Abstract
In this paper, the intertwining trajectories of Palestinian citizens and the Israeli-Zionist state are a window into the dialectic relationship that exists between ‘power’ and ‘resistance’. Ever in contention, ever in conversation, dynamics of power and resistance dislodge, dislocate and displace one another, transformed through their intersections and interactions. Thus to understand Palestinian struggle is to see it as part of the field of force. Situated in and surrounded by the colonial context, it mirrors its logics and fetishisations, shares its language and its ethos. And yet, because it is a colonial story, this relationship is articulated in binaries, dichotomies and partitions.
The Israeli colonial geography is determined in the ethnicisation of territory, in which the indigenous Palestinian is always othered, outside and absent; a threat to be removed and then replaced. And yet, Palestinian citizens, who make up 20% of the country populous, are inducted into the political and spatial order of the state, permeated by and permeating the Zionist project, even as they are explicitly excluded from it. The material expression of this tension is the production of Palestinian enclaves and frontiers; spaces that are always under siege, increasingly constricted and contained, inherently segregated and illegitimate within the hegemonic order.

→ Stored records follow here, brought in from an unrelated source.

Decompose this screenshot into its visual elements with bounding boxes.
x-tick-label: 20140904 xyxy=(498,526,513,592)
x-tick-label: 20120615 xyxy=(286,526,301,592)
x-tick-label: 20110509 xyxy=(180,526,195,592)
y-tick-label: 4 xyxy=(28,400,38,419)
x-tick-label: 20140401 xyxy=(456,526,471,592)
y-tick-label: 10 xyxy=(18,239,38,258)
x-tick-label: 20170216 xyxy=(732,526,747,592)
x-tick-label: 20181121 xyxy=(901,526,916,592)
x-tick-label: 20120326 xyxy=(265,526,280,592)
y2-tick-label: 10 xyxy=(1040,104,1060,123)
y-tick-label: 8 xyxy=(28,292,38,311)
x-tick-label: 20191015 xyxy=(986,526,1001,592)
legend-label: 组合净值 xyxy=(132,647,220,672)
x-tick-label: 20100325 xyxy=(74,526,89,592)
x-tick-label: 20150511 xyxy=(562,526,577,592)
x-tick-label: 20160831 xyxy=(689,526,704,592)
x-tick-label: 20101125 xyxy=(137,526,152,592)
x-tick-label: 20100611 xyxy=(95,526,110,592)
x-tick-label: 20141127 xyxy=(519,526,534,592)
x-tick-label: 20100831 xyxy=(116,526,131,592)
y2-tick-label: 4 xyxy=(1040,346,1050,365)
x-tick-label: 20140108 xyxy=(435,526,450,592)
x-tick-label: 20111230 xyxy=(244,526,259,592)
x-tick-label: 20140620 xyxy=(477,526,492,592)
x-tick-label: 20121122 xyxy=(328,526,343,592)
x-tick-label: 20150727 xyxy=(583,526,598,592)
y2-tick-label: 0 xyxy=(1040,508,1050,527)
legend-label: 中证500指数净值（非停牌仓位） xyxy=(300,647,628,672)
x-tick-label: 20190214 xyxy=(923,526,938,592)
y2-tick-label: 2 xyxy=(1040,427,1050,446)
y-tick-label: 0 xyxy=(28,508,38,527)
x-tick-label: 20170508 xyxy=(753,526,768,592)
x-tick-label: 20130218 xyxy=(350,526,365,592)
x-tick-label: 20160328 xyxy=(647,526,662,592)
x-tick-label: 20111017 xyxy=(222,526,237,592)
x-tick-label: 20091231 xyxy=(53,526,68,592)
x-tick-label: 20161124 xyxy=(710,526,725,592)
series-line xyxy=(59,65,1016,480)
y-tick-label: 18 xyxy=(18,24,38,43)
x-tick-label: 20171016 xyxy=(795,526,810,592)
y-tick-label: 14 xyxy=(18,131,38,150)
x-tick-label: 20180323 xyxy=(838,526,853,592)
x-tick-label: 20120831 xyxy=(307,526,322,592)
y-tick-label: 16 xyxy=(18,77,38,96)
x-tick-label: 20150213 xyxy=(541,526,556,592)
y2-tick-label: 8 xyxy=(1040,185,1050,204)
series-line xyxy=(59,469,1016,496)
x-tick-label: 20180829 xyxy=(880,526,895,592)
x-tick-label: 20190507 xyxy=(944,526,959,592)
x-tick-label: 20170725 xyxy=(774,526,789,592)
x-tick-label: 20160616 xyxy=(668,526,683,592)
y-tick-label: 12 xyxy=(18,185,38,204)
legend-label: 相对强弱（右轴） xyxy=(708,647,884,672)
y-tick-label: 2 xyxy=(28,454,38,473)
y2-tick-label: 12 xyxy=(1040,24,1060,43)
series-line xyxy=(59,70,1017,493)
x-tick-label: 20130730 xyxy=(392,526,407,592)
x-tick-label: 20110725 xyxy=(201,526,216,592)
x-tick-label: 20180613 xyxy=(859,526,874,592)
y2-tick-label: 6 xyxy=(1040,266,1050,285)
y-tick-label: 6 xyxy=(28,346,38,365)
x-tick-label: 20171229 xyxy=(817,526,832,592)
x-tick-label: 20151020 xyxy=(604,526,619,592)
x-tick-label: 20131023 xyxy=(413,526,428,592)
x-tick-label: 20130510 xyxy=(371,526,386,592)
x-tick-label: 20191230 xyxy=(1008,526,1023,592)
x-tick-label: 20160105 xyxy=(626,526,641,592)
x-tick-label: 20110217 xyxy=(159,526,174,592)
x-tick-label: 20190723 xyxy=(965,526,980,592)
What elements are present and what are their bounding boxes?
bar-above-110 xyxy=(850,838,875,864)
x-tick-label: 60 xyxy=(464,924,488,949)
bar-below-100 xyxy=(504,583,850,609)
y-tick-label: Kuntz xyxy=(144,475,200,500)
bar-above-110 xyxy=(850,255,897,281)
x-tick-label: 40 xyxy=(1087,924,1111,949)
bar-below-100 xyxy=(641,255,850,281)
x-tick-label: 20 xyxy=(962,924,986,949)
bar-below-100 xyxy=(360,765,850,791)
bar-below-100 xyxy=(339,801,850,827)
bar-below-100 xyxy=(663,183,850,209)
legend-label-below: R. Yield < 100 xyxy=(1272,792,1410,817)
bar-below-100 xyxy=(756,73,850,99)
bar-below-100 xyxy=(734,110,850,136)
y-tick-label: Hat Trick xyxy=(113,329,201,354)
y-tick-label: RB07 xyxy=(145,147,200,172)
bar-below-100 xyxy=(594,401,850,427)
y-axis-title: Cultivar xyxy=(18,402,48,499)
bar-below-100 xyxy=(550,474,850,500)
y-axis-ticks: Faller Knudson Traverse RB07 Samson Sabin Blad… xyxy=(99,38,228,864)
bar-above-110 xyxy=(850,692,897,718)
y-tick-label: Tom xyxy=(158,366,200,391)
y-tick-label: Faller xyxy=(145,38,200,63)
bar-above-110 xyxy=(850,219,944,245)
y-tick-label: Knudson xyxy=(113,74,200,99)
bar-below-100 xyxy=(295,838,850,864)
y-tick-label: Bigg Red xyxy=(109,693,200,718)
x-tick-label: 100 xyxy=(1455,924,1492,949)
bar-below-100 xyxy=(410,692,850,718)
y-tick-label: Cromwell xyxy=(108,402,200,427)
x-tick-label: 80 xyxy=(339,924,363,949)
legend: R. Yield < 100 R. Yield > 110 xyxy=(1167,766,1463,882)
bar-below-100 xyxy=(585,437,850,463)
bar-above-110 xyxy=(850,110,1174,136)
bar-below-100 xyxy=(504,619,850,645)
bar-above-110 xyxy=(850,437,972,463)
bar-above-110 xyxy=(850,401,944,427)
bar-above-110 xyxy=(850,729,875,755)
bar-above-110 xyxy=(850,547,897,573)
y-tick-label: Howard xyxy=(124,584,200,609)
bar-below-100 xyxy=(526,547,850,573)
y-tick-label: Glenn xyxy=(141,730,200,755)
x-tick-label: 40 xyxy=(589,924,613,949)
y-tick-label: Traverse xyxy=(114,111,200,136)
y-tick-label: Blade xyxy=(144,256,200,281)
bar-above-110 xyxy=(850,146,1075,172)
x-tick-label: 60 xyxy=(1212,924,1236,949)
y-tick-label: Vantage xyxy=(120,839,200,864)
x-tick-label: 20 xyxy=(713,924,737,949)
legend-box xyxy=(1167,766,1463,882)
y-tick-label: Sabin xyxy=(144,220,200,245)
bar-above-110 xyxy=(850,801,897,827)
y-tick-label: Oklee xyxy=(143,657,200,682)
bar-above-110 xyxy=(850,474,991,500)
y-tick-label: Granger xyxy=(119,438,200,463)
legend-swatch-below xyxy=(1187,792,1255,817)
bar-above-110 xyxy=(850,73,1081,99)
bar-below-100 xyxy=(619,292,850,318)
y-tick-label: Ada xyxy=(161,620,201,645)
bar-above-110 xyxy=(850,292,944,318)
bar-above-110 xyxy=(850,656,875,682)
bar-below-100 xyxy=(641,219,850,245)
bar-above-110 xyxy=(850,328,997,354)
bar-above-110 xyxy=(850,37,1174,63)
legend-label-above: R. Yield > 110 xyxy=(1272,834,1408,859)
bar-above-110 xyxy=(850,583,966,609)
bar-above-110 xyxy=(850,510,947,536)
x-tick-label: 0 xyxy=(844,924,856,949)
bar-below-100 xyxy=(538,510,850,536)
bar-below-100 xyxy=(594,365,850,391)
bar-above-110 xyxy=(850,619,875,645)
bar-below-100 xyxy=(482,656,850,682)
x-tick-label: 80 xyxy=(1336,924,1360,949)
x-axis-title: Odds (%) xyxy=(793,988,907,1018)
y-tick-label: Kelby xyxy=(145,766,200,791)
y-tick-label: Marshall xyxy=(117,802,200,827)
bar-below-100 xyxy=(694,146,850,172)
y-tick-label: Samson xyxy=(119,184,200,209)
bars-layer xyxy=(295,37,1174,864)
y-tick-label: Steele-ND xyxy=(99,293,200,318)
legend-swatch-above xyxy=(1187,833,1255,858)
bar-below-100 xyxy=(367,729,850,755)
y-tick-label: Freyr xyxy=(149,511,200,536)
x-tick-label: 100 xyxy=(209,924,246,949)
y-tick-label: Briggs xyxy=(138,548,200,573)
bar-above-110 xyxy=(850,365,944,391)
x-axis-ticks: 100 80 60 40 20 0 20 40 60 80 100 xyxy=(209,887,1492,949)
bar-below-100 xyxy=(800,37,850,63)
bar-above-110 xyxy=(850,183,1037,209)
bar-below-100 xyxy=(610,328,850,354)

Palestinian resistance is thus produced in relation to the deep chasms, ghettos and fractures that colour the ethnocratic, settler-colonial landscape. The locus of which is anchored in the fight for Palestinian land and space, against (and enclosed within) the Judaising logic of the Israeli state. In this paper, different facets of Palestinian land struggles are explored in their encounters with the multiple borders that attempt to contain them. The analysis is based on more than 2 years of ethnographic field-work with three contemporary cases of community land-struggles: A popular movement for housing rights (and thus survival) in Palestinian neighbourhoods of Jaffa-Tel Aviv; an enduring protest-movement against the Judaization project in the Galilee region; and the existential struggle for land rights of Bedouin communities in the southern desert. Through investigating their moments of containment, contention and transgression, we unravel how resistance is entangled with the structures of power. And through analysis of these everyday and insurgent struggles, we gage how the boundary lines – and thus the structures of power that define them – are produced and reproduced; how they are challenged, unveiled and disarticulated, and even transcended and transformed.